Linear brakes are mechanical devices on linear motion systems that hold loads stationary or are used as failsafe devices. Typically, an actuator (a linear motor, fluid-power cylinder, or ballscrew) positions the load, and then the linear brake springs into action to hold it in place. To keep loads stationary, these spring-applied units must provide enough force to resist external forces due to gravity, inertia, and machine operation. Another challenge: The kinetic energy of moving loads. This is converted into friction-surface heat, and if it exceeds the design's maximum allowable heat it can reduce brake performance and life.

This month's tips on linear brakes provided by Bill Granchi, P.E. of Orttech Inc., Solon, Ohio. For more information, call(440)4987458 or email the editor at eeitel@penton.com.

Q & A

How does the plane of action affect brake performance during operation?

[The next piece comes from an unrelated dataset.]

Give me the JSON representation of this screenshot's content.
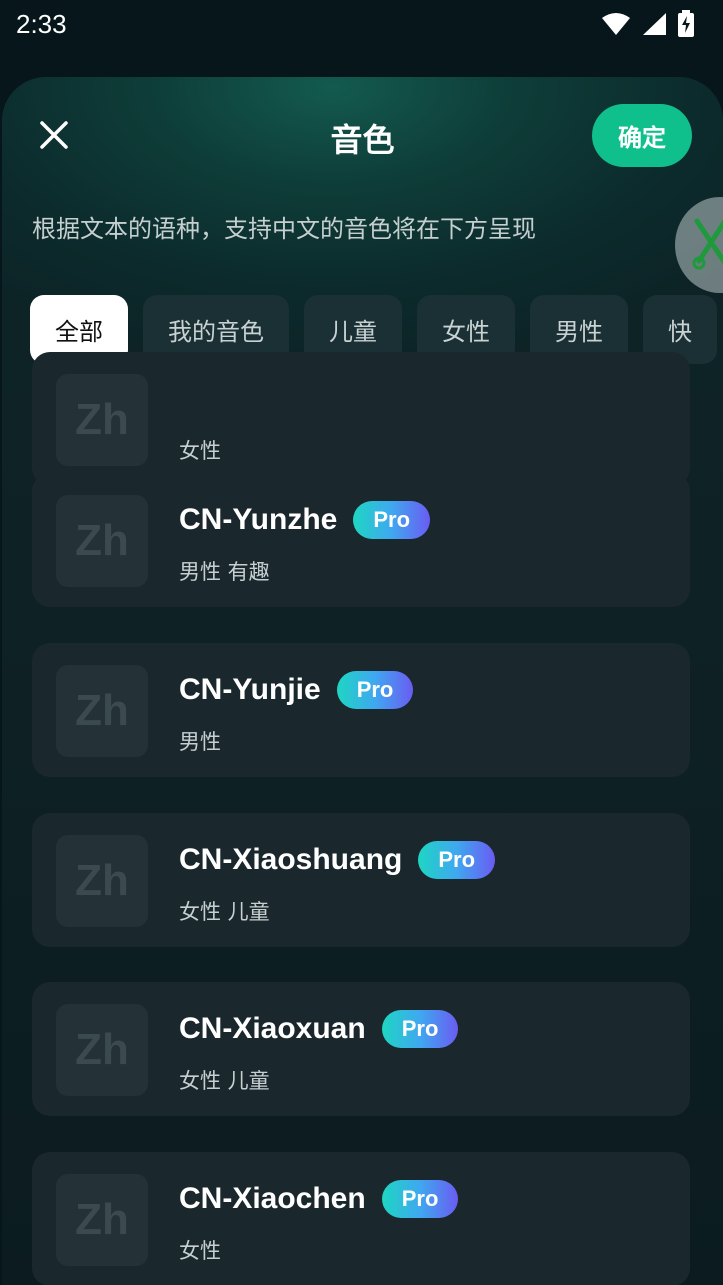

Linear brakes can be installed in any plane of action. However, required holding force and stopping distance are very much affected by inclines and declines. If a brake is horizontally mounted, the stroke's gradient angle α = 0; if not, the weight forces acting in the direction of motion must be defined. The force component when there is no weight compensation is:

FL = m g sin α, in N

where g = Acceleration due to gravity

m = masses (in kg) to be decelerated — moving motor parts, guide carriage, and traverse bench (including additional load.)

If they're properly sized, linear brakes can perform holding operations even on vertically orientated designs. One example: In many material-handling elevators, mass is pneumatically lifted into position and then the air supply is isolated from the cylinder. Seals can have trouble maintaining the isolated air, and often allow pressure to fall. With reduced pressure, the load may slip, sometimes by several inches, and pose a hazard. This is where linear brakes can be quite useful, preventing loads from falling during air-supply removal.

Do they make emergency stops?

Spring-applied linear brakes can also work as failsafe devices stopping loads upon power loss. It works like this: The brake has a continuous supply of electrical, hydraulic, or pneumatic releasing energy. During an energy failure, that supply is cut off and velocity changes:

3V = g sin α t21, in m/sec

where t21 = Manufacturer-specified value expressing reaction delay.

The spring-applied brake then activates, bringing the mass to rest.

If a predetermined maximum allowable stopping distance is available, it can be used to predict motion during an emergency stop. The target overall braking distance Sdesired for an emergency stop should be calculated for velocity Vmax. This figure can also be used to determine the forces to which brakes are subjected, and the heat generated during braking.

How should designers select the release mechanism?

Application environment determines which mode of operation is most suitable. For example, an electromagnetically released unit may be more appropriate than a pneumatic unit in cleanroom-type environments — especially if it's inconvenient to exhaust compressed gas into a filter system. Load capacity in turn depends on the release method of the body, so a linear brake's disengaging system dictates what level of holding force it's capable of producing.

So what's a designer to do when the environment forbids stronger modes of operation? (For example, in our cleanroom application, pneumatically released brakes — which have more holding force than similarly sized electromagnetic versions — might not be possible.) In these situations, some linear brakes come in modular forms to permit multiple brake bodies on one track. Their holding forces are additive.